Reporters asked Senate Majority Leader Mitch McConnel (R-KY) about his stance on reparations as the topic has become a hot-button issue during the 2020 presidential news cycle. On Tuesday, (June 18) the 77-year-old said he doesn’t think paying the descendants of slaves “is a good idea.”
“I don’t think reparations for something that happened 150 years ago for whom none us currently living are responsible is a good idea,” McConnell responded. “We’ve tried to deal with our original sin of slavery by fighting a civil war, bypassing landmark civil rights legislation. We elected an African American president.”
The timing of the question came a day before the House Judiciary Committee would have a hearing on the issue, reportedly, for the first time in a decade.
“I think we’re always a work in progress in this country, but no one currently alive was responsible for that, and I don’t think we should be trying to figure out how to compensate for it. First of all, it would be pretty hard to figure out who to compensate. … No, I don’t think reparations are a good idea,” McConnell said.
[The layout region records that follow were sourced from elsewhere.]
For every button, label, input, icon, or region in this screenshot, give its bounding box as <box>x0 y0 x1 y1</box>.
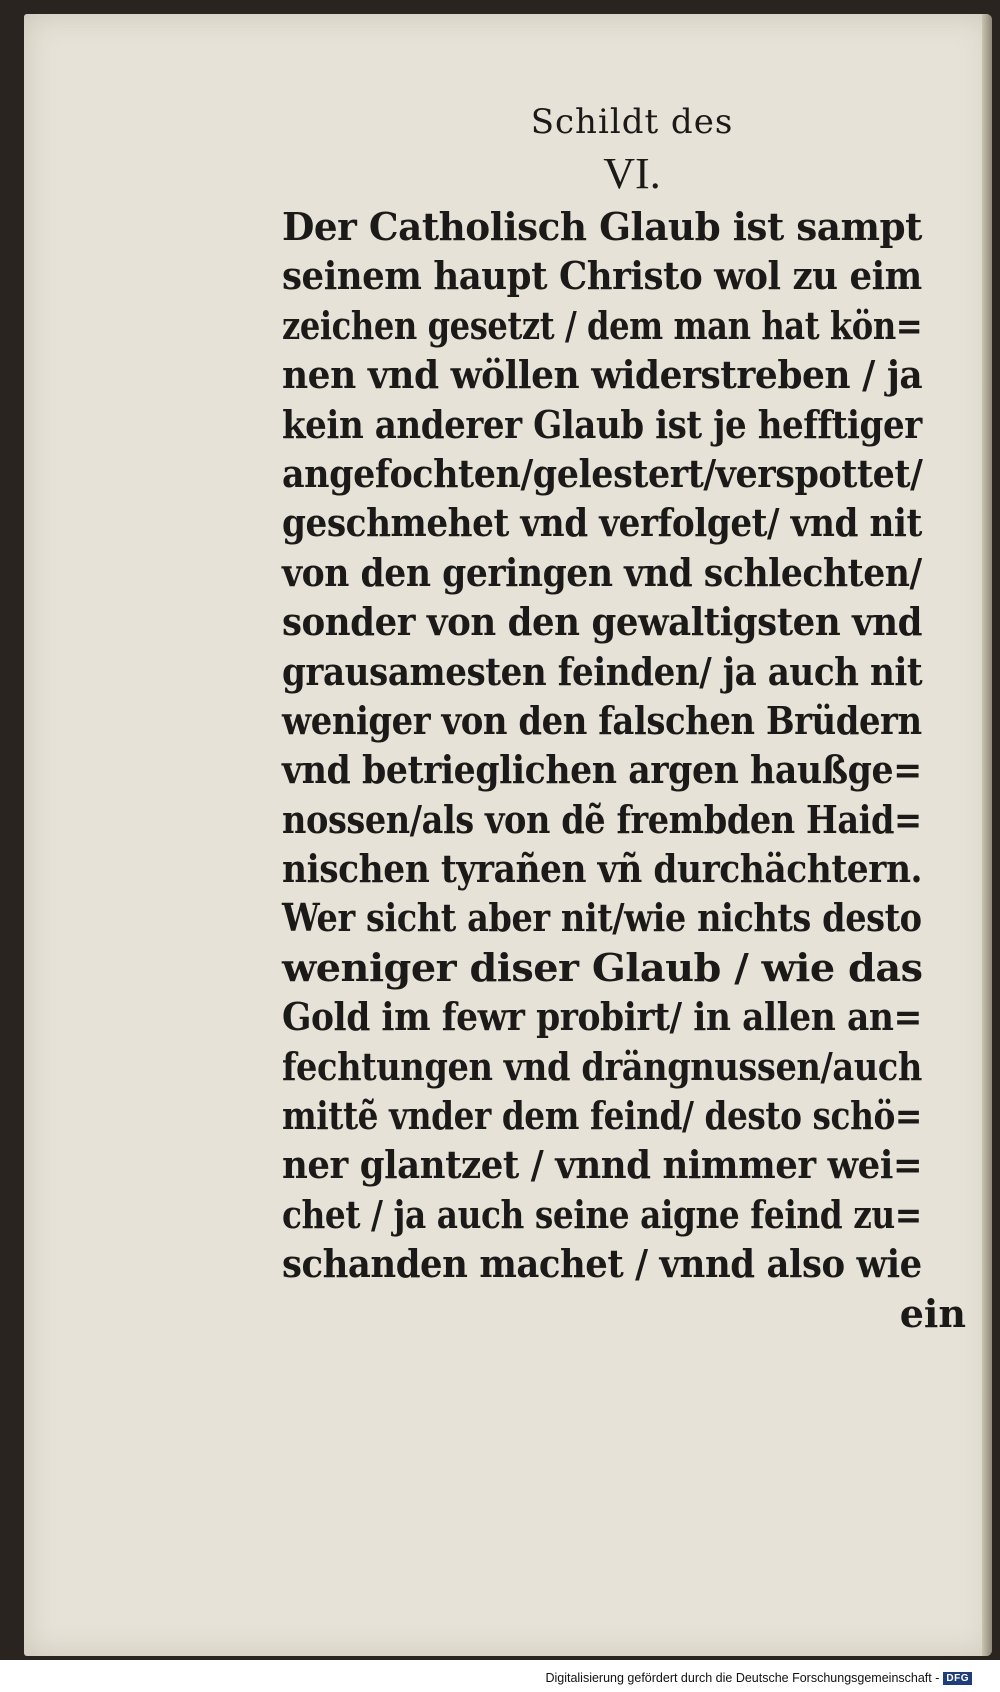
text-line: schanden machet / vnnd also wie <box>282 1241 922 1287</box>
text-line: Gold im fewr probirt/ in allen an= <box>282 994 922 1040</box>
text-line: ner glantzet / vnnd nimmer wei= <box>282 1142 923 1188</box>
catchword: ein <box>899 1290 966 1336</box>
text-line: nischen tyrañen vñ durchächtern. <box>282 846 923 892</box>
text-line: von den geringen vnd schlechten/ <box>282 549 922 595</box>
page-text-block <box>282 100 982 1338</box>
text-line: zeichen gesetzt / dem man hat kön= <box>282 302 923 348</box>
page-fore-edge <box>982 14 992 1656</box>
text-line: nossen/als von dẽ frembden Haid= <box>282 796 922 842</box>
text-lines <box>282 202 982 1289</box>
text-line: geschmehet vnd verfolget/ vnd nit <box>282 500 922 546</box>
text-line: Wer sicht aber nit/wie nichts desto <box>282 895 922 941</box>
text-line: vnd betrieglichen argen haußge= <box>282 747 922 793</box>
section-number: VI. <box>603 149 661 198</box>
text-line: sonder von den gewaltigsten vnd <box>282 599 923 645</box>
footer-text: Digitalisierung gefördert durch die Deutsche Forschungsgemeinschaft - <box>545 1671 940 1685</box>
text-line: weniger von den falschen Brüdern <box>282 697 922 743</box>
text-line: angefochten/gelestert/verspottet/ <box>282 450 923 496</box>
text-line: seinem haupt Christo wol zu eim <box>282 253 922 299</box>
footer-credit <box>545 1668 972 1688</box>
running-header: Schildt des <box>530 102 734 142</box>
text-line: Der Catholisch Glaub ist sampt <box>282 204 922 249</box>
text-line: grausamesten feinden/ ja auch nit <box>282 648 923 694</box>
text-line: fechtungen vnd drängnussen/auch <box>282 1043 922 1089</box>
text-line: weniger diser Glaub / wie das <box>282 944 923 990</box>
text-line: kein anderer Glaub ist je hefftiger <box>282 401 922 447</box>
text-line: nen vnd wöllen widerstreben / ja <box>282 352 923 398</box>
dfg-logo-icon: DFG <box>943 1672 972 1685</box>
text-line: mittẽ vnder dem feind/ desto schö= <box>282 1093 922 1139</box>
text-line: chet / ja auch seine aigne feind zu= <box>282 1191 922 1237</box>
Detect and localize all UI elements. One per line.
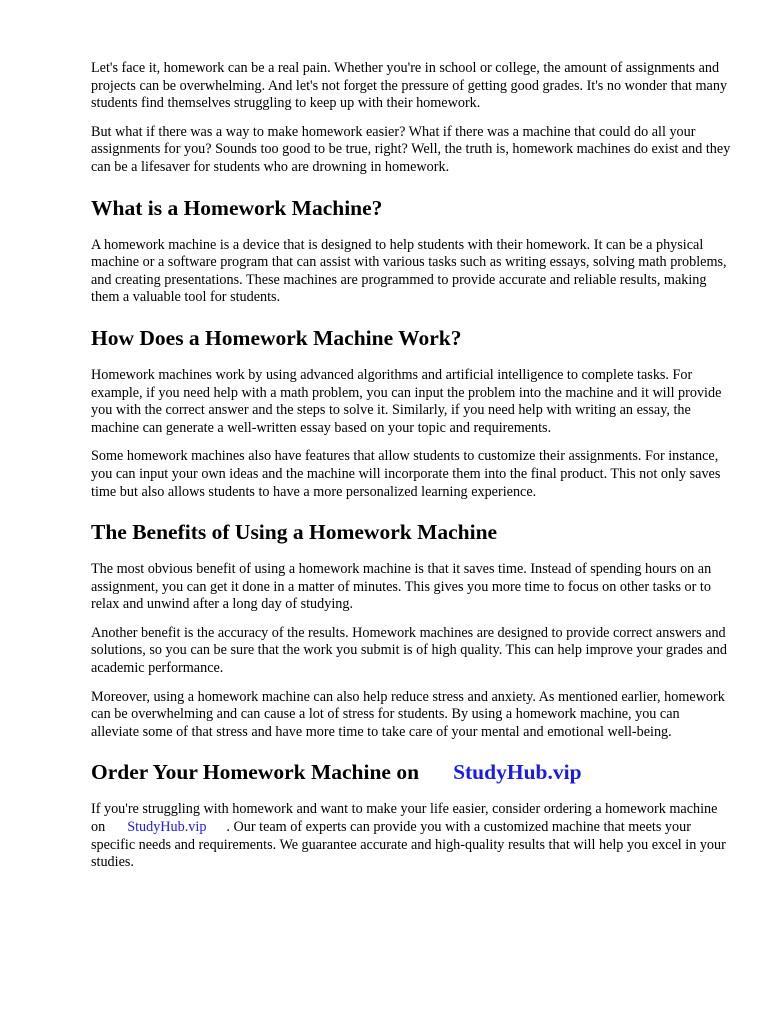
intro-paragraph-2: But what if there was a way to make homework easier? What if there was a machine that could do all your assignments for you? Sounds too good to be true, right? Well, the truth is, homework machines do exist and they can be a lifesaver for students who are drowning in homework.	[91, 123, 731, 175]
heading-benefits: The Benefits of Using a Homework Machine	[91, 520, 498, 545]
how-paragraph-2: Some homework machines also have features that allow students to customize their assignments. For instance, you can input your own ideas and the machine will incorporate them into the final product. This not only saves time but also allows students to have a more personalized learning experience.	[91, 448, 721, 500]
what-paragraph-1: A homework machine is a device that is designed to help students with their homework. It can be a physical machine or a software program that can assist with various tasks such as writing essays, solving math problems, and creating presentations. These machines are programmed to provide accurate and reliable results, making them a valuable tool for students.	[91, 236, 727, 306]
heading-what-is: What is a Homework Machine?	[91, 195, 383, 220]
intro-paragraph-1: Let's face it, homework can be a real pain. Whether you're in school or college, the amount of assignments and projects can be overwhelming. And let's not forget the pressure of getting good grades. It's no wonder that many students find themselves struggling to keep up with their homework.	[91, 60, 728, 112]
document-page	[91, 60, 731, 872]
benefits-paragraph-2: Another benefit is the accuracy of the results. Homework machines are designed to provide correct answers and solutions, so you can be sure that the work you submit is of high quality. This can help improve your grades and academic performance.	[91, 624, 727, 677]
benefits-paragraph-1: The most obvious benefit of using a homework machine is that it saves time. Instead of spending hours on an assignment, you can get it done in a matter of minutes. This gives you more time to focus on other tasks or to relax and unwind after a long day of studying.	[91, 561, 712, 613]
benefits-paragraph-3: Moreover, using a homework machine can also help reduce stress and anxiety. As mentioned earlier, homework can be overwhelming and can cause a lot of stress for students. By using a homework machine, you can alleviate some of that stress and have more time to take care of your mental and emotional well-being.	[91, 688, 725, 740]
order-text-before-link: If you're struggling with homework and want to make your life easier, consider ordering a homework machine on	[91, 801, 718, 836]
heading-order-text: Order Your Homework Machine on	[91, 760, 420, 785]
heading-how-works: How Does a Homework Machine Work?	[91, 325, 462, 350]
order-paragraph-1	[91, 801, 731, 871]
studyhub-heading-link[interactable]: StudyHub.vip	[453, 760, 582, 785]
studyhub-inline-link[interactable]: StudyHub.vip	[127, 819, 207, 836]
order-text-after-link: . Our team of experts can provide you with a customized machine that meets your specific needs and requirements. We guarantee accurate and high-quality results that will help you excel in your studies.	[91, 819, 726, 871]
heading-order	[91, 759, 731, 785]
how-paragraph-1: Homework machines work by using advanced algorithms and artificial intelligence to complete tasks. For example, if you need help with a math problem, you can input the problem into the machine and it will provide you with the correct answer and the steps to solve it. Similarly, if you need help with writing an essay, the machine can generate a well-written essay based on your topic and requirements.	[91, 366, 722, 436]
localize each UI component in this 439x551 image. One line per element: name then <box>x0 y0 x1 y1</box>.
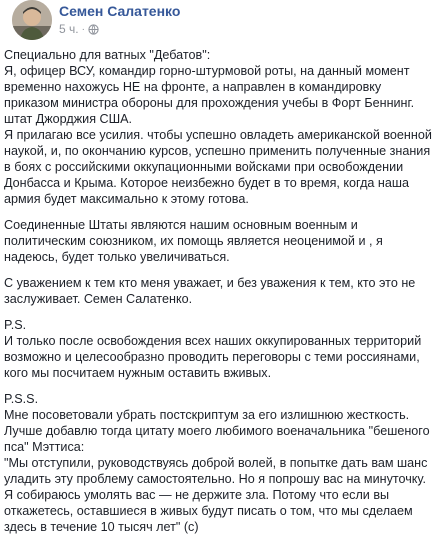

The House Judiciary Subcommittee on the Constitution, Civil Rights, and Civil Liberties held a meeting Wednesday (June 19) “to examine, through open and constructive discourse, the legacy of the Trans-Atlantic Slave Trade, its continuing impact on the community and the path to restorative justice.”
Between The World And Me author and activist Ta-Nehisi Coates attended the meeting and responded to McConnel’s comments.
“We grant that Mr. McConnell was not alive for Appomattox,” Coates said, speaking of the battle that ended the Civil War. “But he was alive for the electrocution of George Stinney. He was alive for the blinding of Isaac Woodard. He was alive to witness kleptocracy in his native Alabama in a regime premised on electoral theft.”
Coates rose to literary stardom in 2014 when he laid bare the case for reparation in The Atlantic.
“McConnell cited civil rights legislation yesterday, as well he should because he was alive to witness the harassment, jailing, and betrayal of those responsible for that legislation. I am sure they’d love a word with the majority leader.”